4. The aqueous suspension according to claim 1, wherein the content of additive, with respect to the calcium carbonate, is less than or equal to 4% by weight.

5. The aqueous suspension according to claim 1, wherein the calcium carbonate content in the suspension is less than or equal to 220 g/l and greater than or equal to 20 g/l.

6. The aqueous suspension according to claim 1, wherein the calcium carbonate particles exhibit a specific surface of greater than or equal to 10 m2/g and of less than or equal to 100 m2/g.

7. The aqueous suspension according to claim 1, wherein the calcium carbonate is calcite.

8. A process for the manufacture of a suspension according to claim 1, wherein the precipitated calcium carbonate is obtained by carbonation of milk of lime by a gas comprising carbon dioxide, in the presence of at least one additive chosen from nonionic compounds comprising more than one carbon atom, the content of which, with respect to the calcium carbonate, is greater than to 0.4% by weight.

9. The process according to claim 8, wherein the additive is added to the milk of lime before the introduction of the gas comprising carbon dioxide.

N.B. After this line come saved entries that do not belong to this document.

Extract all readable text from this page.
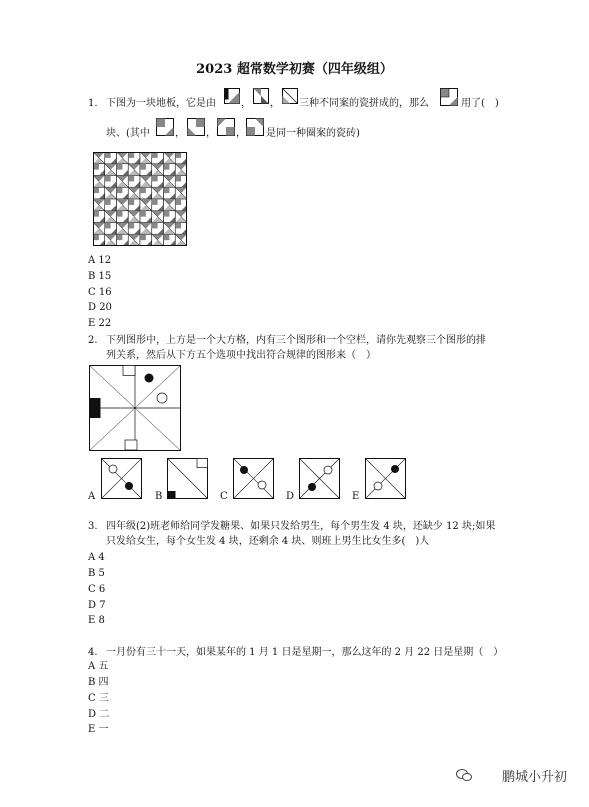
2023 超常数学初赛（四年级组）
1. 下图为一块地板，它是由	， ， 三种不同案的瓷拼成的，那么	用了(　)
块、(其中	， ， ， 是同一种圈案的瓷砖)
A 12
B 15
C 16
D 20
E 22
2. 下列图形中，上方是一个大方格，内有三个图形和一个空栏，请你先观察三个图形的排
列关系，然后从下方五个选项中找出符合规律的图形来（　）
A	B	C	D	E
3. 四年级(2)班老师给同学发糖果、如果只发给男生，每个男生发 4 块，还缺少 12 块;如果
只发给女生，每个女生发 4 块，还剩余 4 块、则班上男生比女生多(　)人
A 4
B 5
C 6
D 7
E 8
4. 一月份有三十一天，如果某年的 1 月 1 日是星期一，那么这年的 2 月 22 日是星期（　）
A 五
B 四
C 三
D 二
E 一
鹏城小升初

10. A method for preparing papers, paints, coatings, inks, plastisols, polymers, pharmaceutical products, cosmetic products and foodstuffs, said method comprising adding the suspension according to claim 1 as an additive to said papers, paints, coatings, inks, plastisols, polymers, pharmaceutical products, cosmetic products and foodstuffs.

11. A method for controlling the state of aggregation in the manufacture of suspensions of particles of precipitated calcium carbonate, said method comprising adding as an additive to the suspension of claim 1, a nonionic compound comprising more than one carbon atom.